By Jeffrey R. Botkin, MD, MPH, Professor of Pediatrics and Medical Ethics at University of Utah
We are at a critical crossroad in reproductive medicine. How should science and society more broadly manage the powerful new technologies that can alter the genes of human embryos? In a recent paper published in Genetics in Medicine, the official journal of the American College of Medical Genetics and Genomics (ACMG), I argue that banning the use of this technology editing human embryo is the right direction.
Concerns over theoretical capabilities of “designer babies” have been with us for generations. The ability screen and test for embryos and fetuses with undesirable characteristics and forestall their birth is well-developed and familiar. But the actual ability to add, subtract or alter genes in the embryo is quite new. The CRISPR-Cas9 technology and related technologies burst on the scene in the last decade and the ability to relatively easily and cheaply to alter human embryos is no longer science fiction.
A Chinese scientist, He Jiankui, was first out of the gate with claims of having altered the genomes of two children born in late 2018 with the intent of making them immune to HIV. The scientific community across the globe was shocked and angered. He was subsequently convicted of criminal behavior, not of gene editing per se, but of violations of human subject regulations.
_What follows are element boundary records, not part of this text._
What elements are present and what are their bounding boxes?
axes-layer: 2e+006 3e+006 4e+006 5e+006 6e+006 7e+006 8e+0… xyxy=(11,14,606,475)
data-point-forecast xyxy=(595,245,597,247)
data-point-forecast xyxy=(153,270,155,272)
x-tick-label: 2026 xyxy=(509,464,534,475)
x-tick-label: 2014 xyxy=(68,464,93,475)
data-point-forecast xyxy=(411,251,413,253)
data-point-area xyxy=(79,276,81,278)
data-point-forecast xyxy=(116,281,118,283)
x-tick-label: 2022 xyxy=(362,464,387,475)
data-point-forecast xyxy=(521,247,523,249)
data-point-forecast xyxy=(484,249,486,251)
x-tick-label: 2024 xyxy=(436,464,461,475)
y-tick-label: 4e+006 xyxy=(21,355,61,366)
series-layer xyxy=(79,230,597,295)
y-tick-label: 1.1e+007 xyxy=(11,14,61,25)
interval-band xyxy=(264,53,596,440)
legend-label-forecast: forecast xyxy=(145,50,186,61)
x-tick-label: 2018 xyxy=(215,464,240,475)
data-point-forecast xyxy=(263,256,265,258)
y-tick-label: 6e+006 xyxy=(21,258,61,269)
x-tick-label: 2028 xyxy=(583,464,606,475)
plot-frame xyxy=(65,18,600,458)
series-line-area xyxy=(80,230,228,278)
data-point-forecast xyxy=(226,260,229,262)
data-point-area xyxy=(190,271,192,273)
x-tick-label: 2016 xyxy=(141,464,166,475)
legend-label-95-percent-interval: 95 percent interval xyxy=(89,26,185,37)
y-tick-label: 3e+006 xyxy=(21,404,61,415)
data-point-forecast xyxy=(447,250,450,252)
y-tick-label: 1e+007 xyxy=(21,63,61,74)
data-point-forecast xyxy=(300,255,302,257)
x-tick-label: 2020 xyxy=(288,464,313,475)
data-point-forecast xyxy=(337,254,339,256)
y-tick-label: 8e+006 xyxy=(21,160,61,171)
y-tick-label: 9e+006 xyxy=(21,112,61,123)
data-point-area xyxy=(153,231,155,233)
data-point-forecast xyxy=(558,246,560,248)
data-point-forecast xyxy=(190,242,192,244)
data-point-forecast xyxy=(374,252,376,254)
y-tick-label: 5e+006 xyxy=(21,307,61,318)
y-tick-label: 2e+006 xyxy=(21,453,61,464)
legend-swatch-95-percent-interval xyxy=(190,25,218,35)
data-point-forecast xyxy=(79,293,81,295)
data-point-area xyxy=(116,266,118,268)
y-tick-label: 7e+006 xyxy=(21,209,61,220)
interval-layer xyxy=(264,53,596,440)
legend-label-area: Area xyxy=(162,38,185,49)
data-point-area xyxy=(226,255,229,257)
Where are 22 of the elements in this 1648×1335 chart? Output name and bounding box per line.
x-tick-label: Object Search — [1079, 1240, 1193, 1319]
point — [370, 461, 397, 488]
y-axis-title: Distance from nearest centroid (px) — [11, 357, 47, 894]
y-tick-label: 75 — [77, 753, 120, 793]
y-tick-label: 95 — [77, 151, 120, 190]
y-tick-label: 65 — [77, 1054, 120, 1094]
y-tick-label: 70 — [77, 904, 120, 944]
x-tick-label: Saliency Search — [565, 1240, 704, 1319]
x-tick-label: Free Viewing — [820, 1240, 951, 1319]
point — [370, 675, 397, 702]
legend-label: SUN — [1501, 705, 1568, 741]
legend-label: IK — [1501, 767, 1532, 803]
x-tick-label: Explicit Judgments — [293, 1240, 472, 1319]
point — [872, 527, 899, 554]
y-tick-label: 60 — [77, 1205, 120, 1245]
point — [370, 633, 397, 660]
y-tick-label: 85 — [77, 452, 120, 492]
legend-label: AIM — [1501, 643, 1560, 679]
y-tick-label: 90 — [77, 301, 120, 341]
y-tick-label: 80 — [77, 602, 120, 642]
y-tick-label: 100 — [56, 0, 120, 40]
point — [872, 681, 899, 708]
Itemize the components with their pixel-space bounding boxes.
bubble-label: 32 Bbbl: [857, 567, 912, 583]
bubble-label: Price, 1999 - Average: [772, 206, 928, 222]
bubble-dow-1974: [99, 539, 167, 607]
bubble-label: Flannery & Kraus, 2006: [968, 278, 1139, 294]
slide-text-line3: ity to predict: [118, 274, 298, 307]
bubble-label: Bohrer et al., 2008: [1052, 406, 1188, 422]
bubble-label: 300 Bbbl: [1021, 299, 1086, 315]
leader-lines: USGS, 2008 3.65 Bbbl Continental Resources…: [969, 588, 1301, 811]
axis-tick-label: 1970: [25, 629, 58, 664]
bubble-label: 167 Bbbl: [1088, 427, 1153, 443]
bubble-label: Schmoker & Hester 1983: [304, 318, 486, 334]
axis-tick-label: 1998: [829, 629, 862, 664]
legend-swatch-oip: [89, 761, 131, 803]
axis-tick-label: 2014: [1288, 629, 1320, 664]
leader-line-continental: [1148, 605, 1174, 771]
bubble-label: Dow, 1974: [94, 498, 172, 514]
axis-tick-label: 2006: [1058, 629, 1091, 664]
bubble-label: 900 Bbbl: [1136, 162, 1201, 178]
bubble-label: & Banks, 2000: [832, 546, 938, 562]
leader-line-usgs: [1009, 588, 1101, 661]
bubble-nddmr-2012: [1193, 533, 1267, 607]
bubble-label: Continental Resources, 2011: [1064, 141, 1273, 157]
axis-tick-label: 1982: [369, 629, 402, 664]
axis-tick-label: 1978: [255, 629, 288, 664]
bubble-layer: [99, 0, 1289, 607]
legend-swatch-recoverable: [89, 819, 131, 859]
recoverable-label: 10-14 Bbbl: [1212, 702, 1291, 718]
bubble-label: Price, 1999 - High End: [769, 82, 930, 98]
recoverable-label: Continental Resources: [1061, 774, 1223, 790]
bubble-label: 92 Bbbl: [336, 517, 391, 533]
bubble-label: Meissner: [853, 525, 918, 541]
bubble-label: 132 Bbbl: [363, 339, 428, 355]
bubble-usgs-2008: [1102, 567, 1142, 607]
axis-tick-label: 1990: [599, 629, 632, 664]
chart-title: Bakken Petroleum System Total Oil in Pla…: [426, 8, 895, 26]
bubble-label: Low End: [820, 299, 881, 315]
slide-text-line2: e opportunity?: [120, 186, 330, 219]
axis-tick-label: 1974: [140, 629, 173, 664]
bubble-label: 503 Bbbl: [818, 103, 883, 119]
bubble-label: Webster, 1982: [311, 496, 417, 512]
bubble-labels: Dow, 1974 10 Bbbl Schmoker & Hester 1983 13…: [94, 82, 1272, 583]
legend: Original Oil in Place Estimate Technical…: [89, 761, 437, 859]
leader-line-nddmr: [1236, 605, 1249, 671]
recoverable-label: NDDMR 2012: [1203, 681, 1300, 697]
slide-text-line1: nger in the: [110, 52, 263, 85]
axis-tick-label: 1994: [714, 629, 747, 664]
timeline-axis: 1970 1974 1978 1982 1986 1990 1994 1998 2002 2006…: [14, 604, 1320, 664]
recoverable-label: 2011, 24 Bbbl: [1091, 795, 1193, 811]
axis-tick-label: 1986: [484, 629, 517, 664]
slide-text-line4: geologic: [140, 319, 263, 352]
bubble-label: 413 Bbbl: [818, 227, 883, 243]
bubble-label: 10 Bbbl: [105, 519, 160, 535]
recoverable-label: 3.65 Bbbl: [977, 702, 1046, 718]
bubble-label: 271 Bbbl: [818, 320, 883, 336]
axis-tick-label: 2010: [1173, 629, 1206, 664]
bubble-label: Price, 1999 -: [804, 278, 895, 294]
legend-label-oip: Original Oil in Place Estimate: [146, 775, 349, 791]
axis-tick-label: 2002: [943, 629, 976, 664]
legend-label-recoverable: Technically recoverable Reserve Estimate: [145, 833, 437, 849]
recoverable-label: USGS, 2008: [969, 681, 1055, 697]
What now? An international group of senior scholars recently called for a global moratorium on any attempts to create children through gene editing at least until questions of safety could be addressed. A prior report by the US National Academy of Medicine described a number of significant hurdles that should be crossed before any attempts to create a baby. Yet the notion of a moratorium implicitly accepts a position that, once certain criteria are addressed, heritable genome editing could be ethically appropriate. The Asilomar Conference on recombinant DNA in 1975 is a famous example of scientists voluntarily establishing a moratorium on recombinant DNA technology until clear guidelines were established. But with recombinant DNA, there was no question of the enormous potential benefits of the technology. The challenge was to address legitimate concerns about biosafety so that the benefits could be pursued with manageable risk.
In contrast, heritable genome editing has virtually no useful or justifiable uses that cannot be achieved through existing technologies. Couples at risk of bearing a child with a genetic condition typically will be able to produce unaffected embryos that can be identified through preimplantation testing. Why try to edit the genome of an “affected” embryo when an unaffected embryo can be transferred through existing approaches? The safety of children born following genome editing is a central concern. Yet how will adequate safety be assessed and established without research involving hundreds if not thousands of women as egg donors? These women must be recruited as carriers for conditions deemed sufficiently severe to warrant the risks to women and the edited babies who will ostensibly benefit in the future. Done right, this research agenda would be a monumental undertaking from the perspectives of risk/benefit to human subjects, regulatory oversight, manpower and cost considerations.
But even more concerning would be the fostering of attempts to enhance children through heritable gene editing. Once some degree of safety was established with therapeutic/preventative applications, the door would swing wide for services by scrupulous and unscrupulous providers alike to offer “designer” children. Of course, complex traits that might be tempting to enhance, like intelligence, athletic ability, personality traits, etc. are due to complex and very poorly understood interactions between thousands of genes and environmental and random factors. Meaningful genetic enhancements of such traits may never be feasible but this would not prevent the marketing of interventions that purport to achieve such results. Implicit in this argument, but beyond the scope of this note, is a conclusion that heritable genetic enhancements of children raises serious ethical concerns including physical and psychological risks and social justice.
The justification for a ban on this application for this technology is threefold: the benefits are remarkably limited, the achievement of adequate safety would require a large allocation of a whole host of social resources, and the risks of misuse of the technology are profound. In contrast, the benefits of somatic gene editing are extremely exciting and should be pursued vigorously. The right path forward at this crossroad is one that truly enhances the health and welfare of children and families.